NGT plants are presented as a “magic” solution to environmental, food and agricultural challenges. They would be the ideal substitute for pesticides, a guarantee of food security, a response to the water crisis… History teaches us that this inflation of promises was an illusion when it comes to GMO plants: the only plants from transgenesis massively arriving on the market were plants resistant to pesticides, justifying the unlimited use of the latter.
This experience invites us to be cautious, but not to refuse in principle. These NGT technologies are different from previous ones and, well supervised, can extend the historical movement of varietal selection and plant improvement.
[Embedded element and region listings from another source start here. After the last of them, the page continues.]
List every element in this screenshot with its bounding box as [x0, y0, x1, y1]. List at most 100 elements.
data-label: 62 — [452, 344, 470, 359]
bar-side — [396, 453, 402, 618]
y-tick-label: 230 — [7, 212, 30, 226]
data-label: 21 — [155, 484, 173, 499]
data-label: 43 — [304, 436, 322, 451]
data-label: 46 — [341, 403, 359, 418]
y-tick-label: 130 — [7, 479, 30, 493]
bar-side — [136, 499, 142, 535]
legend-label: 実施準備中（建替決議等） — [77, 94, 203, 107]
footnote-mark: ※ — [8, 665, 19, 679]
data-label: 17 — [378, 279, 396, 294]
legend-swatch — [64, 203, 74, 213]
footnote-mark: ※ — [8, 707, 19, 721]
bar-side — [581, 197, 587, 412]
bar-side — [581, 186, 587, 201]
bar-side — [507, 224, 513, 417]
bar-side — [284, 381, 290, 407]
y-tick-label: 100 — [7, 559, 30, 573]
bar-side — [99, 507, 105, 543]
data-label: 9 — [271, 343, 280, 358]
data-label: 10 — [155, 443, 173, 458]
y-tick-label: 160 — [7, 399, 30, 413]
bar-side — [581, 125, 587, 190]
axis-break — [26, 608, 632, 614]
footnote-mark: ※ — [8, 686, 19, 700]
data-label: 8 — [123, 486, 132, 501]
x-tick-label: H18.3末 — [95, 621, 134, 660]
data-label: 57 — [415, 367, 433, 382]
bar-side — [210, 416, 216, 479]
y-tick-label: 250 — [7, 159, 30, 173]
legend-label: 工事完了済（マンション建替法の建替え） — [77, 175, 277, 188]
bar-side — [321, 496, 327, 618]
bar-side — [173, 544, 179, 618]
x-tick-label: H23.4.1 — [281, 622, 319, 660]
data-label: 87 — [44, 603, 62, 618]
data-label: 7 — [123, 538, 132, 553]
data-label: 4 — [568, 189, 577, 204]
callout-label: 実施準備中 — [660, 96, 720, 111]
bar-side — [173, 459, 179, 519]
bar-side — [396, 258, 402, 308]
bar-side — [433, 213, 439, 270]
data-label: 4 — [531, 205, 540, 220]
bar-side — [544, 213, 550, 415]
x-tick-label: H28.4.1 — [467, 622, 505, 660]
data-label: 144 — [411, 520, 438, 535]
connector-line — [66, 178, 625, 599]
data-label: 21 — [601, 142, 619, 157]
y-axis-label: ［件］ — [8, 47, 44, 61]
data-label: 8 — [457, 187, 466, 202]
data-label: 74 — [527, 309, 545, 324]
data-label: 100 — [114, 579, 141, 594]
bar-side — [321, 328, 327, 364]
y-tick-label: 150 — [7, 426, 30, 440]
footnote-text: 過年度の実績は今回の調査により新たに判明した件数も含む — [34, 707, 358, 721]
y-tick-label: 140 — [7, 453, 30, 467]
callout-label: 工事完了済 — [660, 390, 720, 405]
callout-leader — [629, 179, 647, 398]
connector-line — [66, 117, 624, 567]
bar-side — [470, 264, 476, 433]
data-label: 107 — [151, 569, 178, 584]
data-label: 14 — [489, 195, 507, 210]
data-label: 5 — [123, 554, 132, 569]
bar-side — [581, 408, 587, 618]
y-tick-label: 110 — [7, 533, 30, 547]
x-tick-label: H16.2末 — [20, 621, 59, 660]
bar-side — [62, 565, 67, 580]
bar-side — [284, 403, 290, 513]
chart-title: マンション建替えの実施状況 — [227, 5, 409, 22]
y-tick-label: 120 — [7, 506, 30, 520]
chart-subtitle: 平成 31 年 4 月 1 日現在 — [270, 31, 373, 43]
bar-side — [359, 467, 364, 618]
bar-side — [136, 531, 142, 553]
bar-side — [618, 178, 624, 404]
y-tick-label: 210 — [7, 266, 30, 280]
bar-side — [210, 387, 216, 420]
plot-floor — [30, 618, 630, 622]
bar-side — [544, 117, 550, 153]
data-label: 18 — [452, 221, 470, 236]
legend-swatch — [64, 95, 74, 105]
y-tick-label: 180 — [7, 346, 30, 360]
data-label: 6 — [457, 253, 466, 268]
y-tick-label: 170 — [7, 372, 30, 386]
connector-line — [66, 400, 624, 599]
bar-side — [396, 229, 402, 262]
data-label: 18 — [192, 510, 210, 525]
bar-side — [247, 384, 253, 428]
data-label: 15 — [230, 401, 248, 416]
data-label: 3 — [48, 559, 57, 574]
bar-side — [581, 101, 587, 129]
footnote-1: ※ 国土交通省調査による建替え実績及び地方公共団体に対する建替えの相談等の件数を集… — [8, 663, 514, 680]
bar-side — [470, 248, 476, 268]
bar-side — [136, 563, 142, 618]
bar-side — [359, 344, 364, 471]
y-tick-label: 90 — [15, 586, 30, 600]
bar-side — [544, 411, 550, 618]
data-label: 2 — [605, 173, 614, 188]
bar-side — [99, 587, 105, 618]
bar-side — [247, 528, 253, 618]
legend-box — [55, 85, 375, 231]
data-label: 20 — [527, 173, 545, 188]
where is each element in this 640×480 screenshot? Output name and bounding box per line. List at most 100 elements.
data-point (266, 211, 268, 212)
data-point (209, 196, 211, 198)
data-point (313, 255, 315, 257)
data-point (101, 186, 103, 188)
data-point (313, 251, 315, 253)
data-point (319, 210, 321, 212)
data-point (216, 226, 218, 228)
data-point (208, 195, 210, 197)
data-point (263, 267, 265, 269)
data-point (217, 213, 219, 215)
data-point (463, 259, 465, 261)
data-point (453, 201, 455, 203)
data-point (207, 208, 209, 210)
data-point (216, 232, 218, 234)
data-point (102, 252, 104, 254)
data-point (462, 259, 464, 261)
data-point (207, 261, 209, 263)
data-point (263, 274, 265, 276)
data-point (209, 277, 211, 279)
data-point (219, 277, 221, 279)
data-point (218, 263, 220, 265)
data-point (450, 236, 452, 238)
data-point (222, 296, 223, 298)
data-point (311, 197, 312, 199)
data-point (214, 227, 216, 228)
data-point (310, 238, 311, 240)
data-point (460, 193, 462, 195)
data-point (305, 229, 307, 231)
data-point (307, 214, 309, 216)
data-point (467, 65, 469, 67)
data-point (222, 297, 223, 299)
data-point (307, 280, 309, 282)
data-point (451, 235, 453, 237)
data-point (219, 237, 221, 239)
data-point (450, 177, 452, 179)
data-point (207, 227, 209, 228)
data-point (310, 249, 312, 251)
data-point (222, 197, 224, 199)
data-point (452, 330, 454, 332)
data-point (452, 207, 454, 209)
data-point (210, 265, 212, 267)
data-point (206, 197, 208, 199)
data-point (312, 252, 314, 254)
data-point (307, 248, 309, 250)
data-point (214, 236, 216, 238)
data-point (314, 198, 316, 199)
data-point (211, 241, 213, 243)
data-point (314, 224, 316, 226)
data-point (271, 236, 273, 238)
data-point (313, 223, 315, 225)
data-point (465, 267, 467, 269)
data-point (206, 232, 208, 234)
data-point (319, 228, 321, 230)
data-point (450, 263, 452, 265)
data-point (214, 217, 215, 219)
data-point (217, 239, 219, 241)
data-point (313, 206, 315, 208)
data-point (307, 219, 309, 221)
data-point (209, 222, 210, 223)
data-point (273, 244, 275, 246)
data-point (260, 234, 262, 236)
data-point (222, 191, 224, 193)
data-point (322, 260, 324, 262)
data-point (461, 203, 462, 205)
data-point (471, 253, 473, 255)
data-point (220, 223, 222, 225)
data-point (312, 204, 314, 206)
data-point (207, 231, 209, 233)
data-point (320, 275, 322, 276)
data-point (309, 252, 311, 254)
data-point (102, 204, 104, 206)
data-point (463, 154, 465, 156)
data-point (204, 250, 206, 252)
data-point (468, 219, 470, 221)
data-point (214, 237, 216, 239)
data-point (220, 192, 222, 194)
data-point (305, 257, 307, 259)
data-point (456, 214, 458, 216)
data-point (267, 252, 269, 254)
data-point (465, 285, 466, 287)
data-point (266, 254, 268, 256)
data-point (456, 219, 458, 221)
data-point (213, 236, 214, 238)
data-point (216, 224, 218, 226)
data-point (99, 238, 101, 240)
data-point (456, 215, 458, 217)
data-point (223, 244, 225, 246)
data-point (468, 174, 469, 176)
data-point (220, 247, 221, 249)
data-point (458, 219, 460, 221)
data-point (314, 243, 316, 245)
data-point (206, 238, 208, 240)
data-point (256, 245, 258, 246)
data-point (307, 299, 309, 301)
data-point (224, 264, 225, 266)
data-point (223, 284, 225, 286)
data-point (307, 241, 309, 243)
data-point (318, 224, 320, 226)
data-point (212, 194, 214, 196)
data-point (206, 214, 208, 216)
Food and environmental safety
If we do not want to play sorcerers’ apprentice, our attention must focus on the purposes and effective means of controlling their implementation. We measure the risk of deregulation, which would result in the strengthening of the quasi-monopoly of a few multinationals in the strategic seed sector. Ecological biodiversity is partly linked to that of the economic fabric of seed companies. The European Commission’s deregulation proposals expose us, as they stand, to the major risk of a dangerous trivialization of NGT plants.
At a minimum and without exhaustiveness, we are campaigning for three requirements. Firstly, authorization to cultivate and place NGT plants on the market must be conditional on their positive effects in terms of sustainability. Risks to health and the environment must be assessed systemically, on a case-by-case basis. This assessment will also take into consideration social and economic impacts. In other words, all progress must be put at the service of the well-being of citizens, agroecology and European sovereignty. This vigilance must be maintained beyond the placing on the market and allow, if necessary, the removal of plants which prove to be in contradiction with the imperative of food and environmental safety.